Kioga of the Wilderness

by William L. Chester
Series: Kioga 2
Reviewed date: 2022 Nov 16
Rating: 2
303 pages
cover art
cover art

The further adventures of store-brand Tarzan
Kioga is back, and oh boy! Remember how the first Tarzan book ended with Tarzan and Jane not voicing their love for one another, and it isn't until the end of the second book that they are paired up? It's the same with Kioga and Beth La Salle. Just like with Tarzan, it takes until the closing pages of book two for the hero and love interest to be properly united.

Plot synopsis
In broad strokes the plot is such: Kioga persuades a tribe of Indians to leave their reservation and come with him to Nato'wa. He leads them north through Canada, then across the polar ice and ocean and eventually to Nato'wa. There he abandons them, gets hit on the head and goes blind, stumbles around the forest for a while, falls in with the Wa-Kanek plains Indians for a while.
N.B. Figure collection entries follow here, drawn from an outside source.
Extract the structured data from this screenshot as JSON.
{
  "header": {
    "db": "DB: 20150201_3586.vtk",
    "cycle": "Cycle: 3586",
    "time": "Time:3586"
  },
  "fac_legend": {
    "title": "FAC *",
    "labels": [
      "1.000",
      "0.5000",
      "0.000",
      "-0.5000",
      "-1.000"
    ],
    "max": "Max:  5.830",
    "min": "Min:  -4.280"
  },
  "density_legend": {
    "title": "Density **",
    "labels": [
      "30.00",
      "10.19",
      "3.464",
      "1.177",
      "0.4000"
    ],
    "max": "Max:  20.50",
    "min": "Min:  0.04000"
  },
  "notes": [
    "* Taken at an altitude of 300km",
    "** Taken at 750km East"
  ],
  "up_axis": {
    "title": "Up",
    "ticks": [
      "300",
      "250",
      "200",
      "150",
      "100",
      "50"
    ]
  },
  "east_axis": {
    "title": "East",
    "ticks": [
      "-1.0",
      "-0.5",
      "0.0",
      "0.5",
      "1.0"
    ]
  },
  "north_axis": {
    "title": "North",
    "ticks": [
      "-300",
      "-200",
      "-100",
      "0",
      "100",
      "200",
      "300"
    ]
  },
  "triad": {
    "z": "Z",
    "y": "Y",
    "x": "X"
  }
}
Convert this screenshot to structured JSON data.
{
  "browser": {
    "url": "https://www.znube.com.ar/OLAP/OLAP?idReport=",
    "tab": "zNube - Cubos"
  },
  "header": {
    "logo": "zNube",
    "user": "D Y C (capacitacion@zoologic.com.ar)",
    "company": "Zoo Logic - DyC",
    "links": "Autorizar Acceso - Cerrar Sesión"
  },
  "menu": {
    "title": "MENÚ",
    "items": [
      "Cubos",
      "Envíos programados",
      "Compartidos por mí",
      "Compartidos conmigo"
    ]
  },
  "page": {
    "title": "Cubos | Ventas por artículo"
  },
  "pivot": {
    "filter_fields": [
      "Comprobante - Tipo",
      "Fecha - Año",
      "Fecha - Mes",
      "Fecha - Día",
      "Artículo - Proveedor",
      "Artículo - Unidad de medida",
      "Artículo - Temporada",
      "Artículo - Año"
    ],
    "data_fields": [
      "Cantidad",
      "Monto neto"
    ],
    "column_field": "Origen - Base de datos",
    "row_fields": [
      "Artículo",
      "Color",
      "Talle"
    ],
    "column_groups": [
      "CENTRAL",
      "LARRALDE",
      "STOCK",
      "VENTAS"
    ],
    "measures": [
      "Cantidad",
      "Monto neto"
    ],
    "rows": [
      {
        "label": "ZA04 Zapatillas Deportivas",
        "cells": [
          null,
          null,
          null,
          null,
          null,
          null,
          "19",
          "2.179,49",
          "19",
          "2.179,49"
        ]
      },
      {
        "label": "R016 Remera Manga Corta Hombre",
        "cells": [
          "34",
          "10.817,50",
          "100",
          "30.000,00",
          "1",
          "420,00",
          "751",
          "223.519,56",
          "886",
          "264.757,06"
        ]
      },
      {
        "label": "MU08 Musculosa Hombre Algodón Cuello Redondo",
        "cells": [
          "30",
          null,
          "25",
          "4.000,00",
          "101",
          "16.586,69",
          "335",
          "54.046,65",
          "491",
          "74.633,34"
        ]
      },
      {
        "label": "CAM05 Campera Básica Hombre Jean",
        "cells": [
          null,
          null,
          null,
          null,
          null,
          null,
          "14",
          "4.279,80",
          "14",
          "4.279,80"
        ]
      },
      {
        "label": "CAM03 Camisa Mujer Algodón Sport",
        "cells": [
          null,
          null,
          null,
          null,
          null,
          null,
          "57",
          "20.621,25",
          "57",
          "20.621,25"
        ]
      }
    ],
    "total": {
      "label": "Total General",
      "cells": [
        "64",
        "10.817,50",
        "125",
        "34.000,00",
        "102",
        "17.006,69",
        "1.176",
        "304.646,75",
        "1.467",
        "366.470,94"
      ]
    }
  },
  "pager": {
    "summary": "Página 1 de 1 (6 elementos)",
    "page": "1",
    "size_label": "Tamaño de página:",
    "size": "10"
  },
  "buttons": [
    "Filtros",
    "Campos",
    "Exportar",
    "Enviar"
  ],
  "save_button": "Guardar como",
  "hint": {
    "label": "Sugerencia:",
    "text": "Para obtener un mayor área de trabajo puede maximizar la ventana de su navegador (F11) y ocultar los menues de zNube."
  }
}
Meanwhile Beth La Salle and her brother Dan enlist James Munroe and they undertake a voyage to Nato'wa to rescue Kioga. They encounter pirates but eventually reach Nato'wa. They meet the Shoni tribe, and there is a lot of politicking and eventually a violent power struggle ensues. The Long Knife society is back, of course, and the Americans teach the Shoni how to manufacture gunpowder, cannons, and guns, so the carnage and the killing is extensive.

Kioga is not Tarzan, and that's a problem
The first big problem is that Kioga is not Tarzan. Remember when Tarzan adopted the Waziri tribe? Sure it was colonialist and imperialist and whatever, but at least he took care of them. Kioga persuaded a bunch of reservation Indians to come with him to Nato'wa for a better life, but they all died along the way. They did in the cold, they died because they hadn't the strength for the journey. They died because Kioga led them into a harsh wilderness when he knew they did not have the skills to survive. When he finally arrived in Nato'wa with only a handful of them left alive, he abandoned them, they were captured by a raiding party, and in the end their tribe was totally destroyed. If I recall correctly, only a single one of them survived to the end of the book. Kioga's hubris in thinking he could save these reservation Indians ended up with him being the catalyst for their genocide. I'm sure that's not how Chester intended it to come across--indeed, he portrays the various deaths as honorable--but it's what happened.

The Heladi problem
The other problem is what to do with Heladi, Kioga's Shoni love interest. She can't end up with Kioga because Kioga must be paired up with Beth La Salle. I'm glad to inform you that Chester did not opt to kill off Heladi. Instead, she and Dan La Salle fall in love. It's a neat solution to the problem.

More of the same
As for the book, the biggest problem is that it's more of the same. Some of the same plot points are repeated from the first book: pirates, the Long Knife society, the disunity of the Shoni tribes, Kioga spending time among the Wa-Kanek. I'd like to see something new.

The missing elements
More broadly, Chester's Kioga stories are missing the element that makes Burroughs's Tarzan stories so captivating: the fanciful and outlandish pocket civilizations. The Indians in Nato'wa are just regular American Indians transplanted to a continent where Europeans never colonized. But that's all they are. There is nothing new: no new society, no new culture, no new inventions. Just regular stereotypical Indians. Burroughs would have given us something new.

For example: reimagine the plains Indians without horses. Or if they must ride, have them ride mastodons, or have them domesticate large Dire wolves to ride. Maybe give them some living dinosaurs--therapods or small ceratopsians--as pack animals. But Chester just gives them horses.

Or imagine the plains Indians with agriculture. Or have them become great builders, with walled cities and immense towers. Chester just makes them hunter-gatherers who live in teepees.

There is so much potential here, but instead we have an entire lost continent of American Indians with no white influence, but they still have horses and are exactly like regular stereotypical American Indians. It's a disappointment.